Last winter, Calabretta's crews removed 500,000 cubic yards of zinc- and lead-laced tailings here that stood 20 feet deep in places. Workers excavated until they came down to massive cedar stumps, remnants of an old swamp. The stumps signified the existence of organic soil. There is no aquatic life in the stream, and vegetation is scarce.
"Every now and then we'll see a bug of some type and get pretty excited about it," says the former state senator as she wrestles the truck over bumps and through gullies.
Crews have built pools in the streambed to slow flooding and provide fish habitat. Wetlands on the flood plain have been seeded with metal-resistant grasses and mulched, while about 550 cedar stumps will be scattered to provide shade.
The contaminated soil, including an estimated 80,000 tons of lead and 1,500 tons of zinc, was trucked to a repository carved into a nearby hillside. An eight-foot layer of streambed cobblestones lines the bottom of the repository so groundwater can flow under and not through it. The tailings on top are compacted and capped so that water will not permeate it.
"It's like a brick sitting on top of a rock above the 100-year flood plain," Calabretta says.
Estimated cost of the Canyon Creek project is $3 million, about $1 million per creek-mile. Most of the money comes from a 1986 settlement between the state of Idaho and several mining companies operating here.
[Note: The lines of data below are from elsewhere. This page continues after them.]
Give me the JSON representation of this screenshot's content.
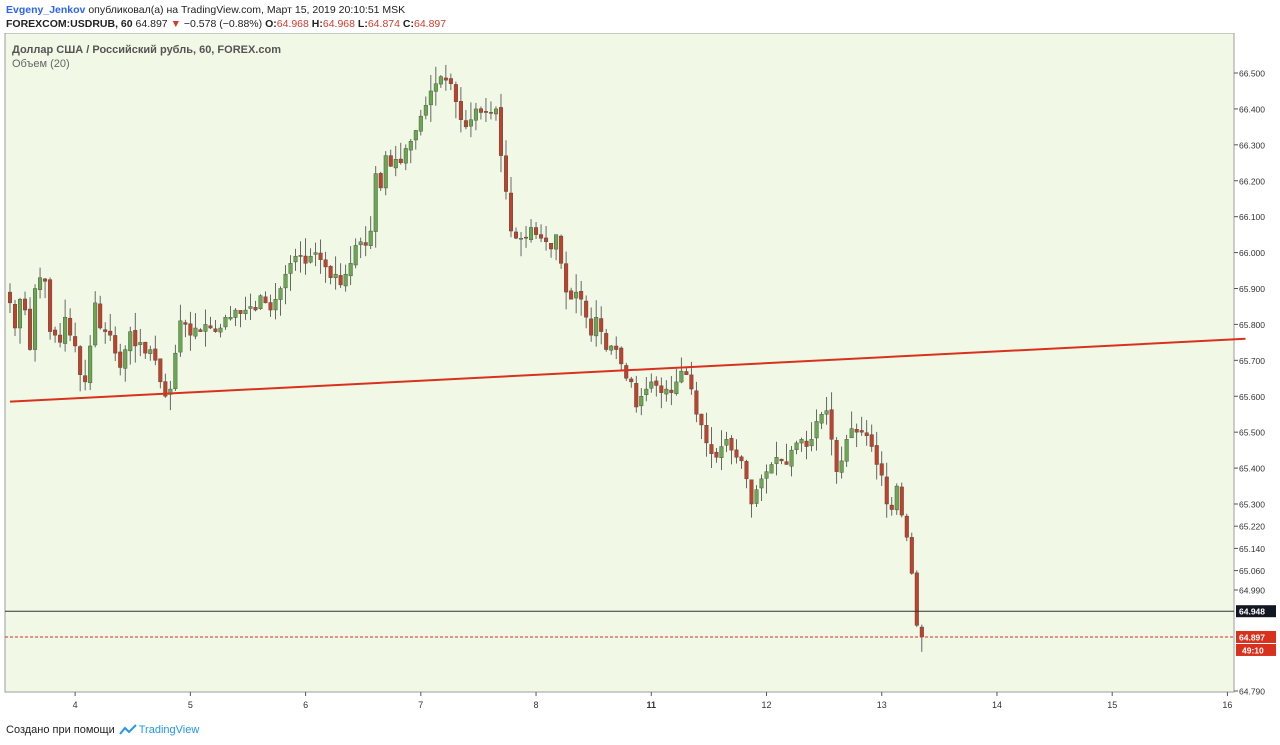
{
  "header": {
    "author": "Evgeny_Jenkov",
    "published_text": "опубликовал(а) на TradingView.com, Март 15, 2019 20:10:51 MSK",
    "symbol": "FOREXCOM:USDRUB, 60",
    "last": "64.897",
    "change_arrow": "▼",
    "change": "−0.578 (−0.88%)",
    "o_label": "O:",
    "o_value": "64.968",
    "h_label": "H:",
    "h_value": "64.968",
    "l_label": "L:",
    "l_value": "64.874",
    "c_label": "C:",
    "c_value": "64.897"
  },
  "overlay": {
    "title": "Доллар США / Российский рубль, 60, FOREX.com",
    "volume": "Объем (20)"
  },
  "footer": {
    "created_with": "Создано при помощи",
    "brand": "TradingView"
  },
  "colors": {
    "background": "#f1f8e6",
    "up": "#6aa84f",
    "down": "#c0422a",
    "trendline": "#d8321e",
    "label_dark": "#131722",
    "label_red": "#d8321e"
  },
  "chart_data": {
    "type": "candlestick",
    "x_ticks": [
      {
        "label": "4",
        "bar": 13,
        "bold": false
      },
      {
        "label": "5",
        "bar": 36,
        "bold": false
      },
      {
        "label": "6",
        "bar": 59,
        "bold": false
      },
      {
        "label": "7",
        "bar": 82,
        "bold": false
      },
      {
        "label": "8",
        "bar": 105,
        "bold": false
      },
      {
        "label": "11",
        "bar": 128,
        "bold": true
      },
      {
        "label": "12",
        "bar": 151,
        "bold": false
      },
      {
        "label": "13",
        "bar": 174,
        "bold": false
      },
      {
        "label": "14",
        "bar": 197,
        "bold": false
      },
      {
        "label": "15",
        "bar": 220,
        "bold": false
      },
      {
        "label": "16",
        "bar": 243,
        "bold": false
      }
    ],
    "y_ticks": [
      "66.500",
      "66.400",
      "66.300",
      "66.200",
      "66.100",
      "66.000",
      "65.900",
      "65.800",
      "65.700",
      "65.600",
      "65.500",
      "65.400",
      "65.300",
      "65.220",
      "65.140",
      "65.060",
      "64.990",
      "64.790"
    ],
    "y_range": [
      64.79,
      66.5
    ],
    "last_price": 64.897,
    "prev_close": 64.948,
    "last_price_label": "64.897",
    "prev_close_label": "64.948",
    "countdown_label": "49:10",
    "trendline": {
      "start": [
        0,
        65.585
      ],
      "end": [
        246,
        65.76
      ]
    },
    "closes": [
      65.86,
      65.79,
      65.87,
      65.84,
      65.73,
      65.9,
      65.93,
      65.92,
      65.78,
      65.77,
      65.75,
      65.82,
      65.77,
      65.74,
      65.66,
      65.64,
      65.74,
      65.86,
      65.79,
      65.78,
      65.77,
      65.72,
      65.68,
      65.73,
      65.78,
      65.74,
      65.75,
      65.72,
      65.73,
      65.7,
      65.64,
      65.6,
      65.62,
      65.72,
      65.81,
      65.8,
      65.77,
      65.79,
      65.78,
      65.8,
      65.79,
      65.78,
      65.79,
      65.82,
      65.82,
      65.84,
      65.83,
      65.84,
      65.85,
      65.84,
      65.88,
      65.86,
      65.84,
      65.87,
      65.9,
      65.94,
      65.97,
      65.99,
      65.99,
      65.97,
      65.99,
      66.0,
      65.98,
      65.96,
      65.93,
      65.94,
      65.91,
      65.94,
      65.97,
      66.02,
      66.03,
      66.02,
      66.06,
      66.22,
      66.18,
      66.27,
      66.24,
      66.26,
      66.25,
      66.29,
      66.31,
      66.34,
      66.38,
      66.41,
      66.45,
      66.47,
      66.49,
      66.48,
      66.47,
      66.42,
      66.37,
      66.35,
      66.37,
      66.4,
      66.39,
      66.39,
      66.39,
      66.4,
      66.27,
      66.17,
      66.06,
      66.04,
      66.04,
      66.04,
      66.07,
      66.05,
      66.04,
      66.03,
      66.01,
      66.05,
      65.97,
      65.89,
      65.87,
      65.89,
      65.87,
      65.82,
      65.77,
      65.82,
      65.78,
      65.73,
      65.74,
      65.73,
      65.69,
      65.65,
      65.64,
      65.57,
      65.6,
      65.62,
      65.64,
      65.63,
      65.61,
      65.62,
      65.61,
      65.64,
      65.67,
      65.66,
      65.62,
      65.55,
      65.52,
      65.47,
      65.44,
      65.43,
      65.46,
      65.48,
      65.45,
      65.43,
      65.42,
      65.37,
      65.3,
      65.34,
      65.37,
      65.39,
      65.41,
      65.43,
      65.42,
      65.41,
      65.45,
      65.47,
      65.48,
      65.46,
      65.48,
      65.53,
      65.55,
      65.56,
      65.48,
      65.39,
      65.42,
      65.48,
      65.51,
      65.5,
      65.5,
      65.49,
      65.46,
      65.41,
      65.38,
      65.3,
      65.28,
      65.35,
      65.26,
      65.18,
      65.05,
      64.92,
      64.897
    ]
  }
}
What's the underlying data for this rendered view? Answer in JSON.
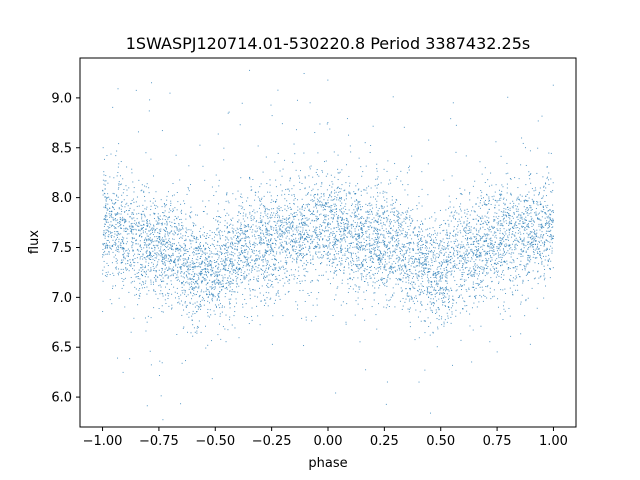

The state settled for $4.5 million after the Idaho state Legislature refused to fund a legal challenge.
Thus far, the trust fund is the only source of money for cleanup projects on the watershed outside the federal Superfund site.
Even with all the work, Calabretta isn't sure the project will restore fish habitat or stop more pollution from flushing downstream. She calls the project "a demonstration" that will provide valuable baseline data for future restoration projects, should money become available.
Tribal officials like much of Calabretta's stream and wetland restoration, but tribal biologist Phil Cernera says it may be a wasted effort.
"You've still got all that contamination coming out of the Burke Mine site (three miles above the project)," he says. "That's going to continue coming downstream and contaminate this area again."
But Calabretta has no authority to force Hecla Mining Co. to clean up the Burke Mill, and the trust fund will be spent by the turn of the century. She says she has chosen cleanup sites based on the cooperation of landowners and the cost effectiveness of the projects.
It is a piecemeal approach, she admits, but at least some work is getting done.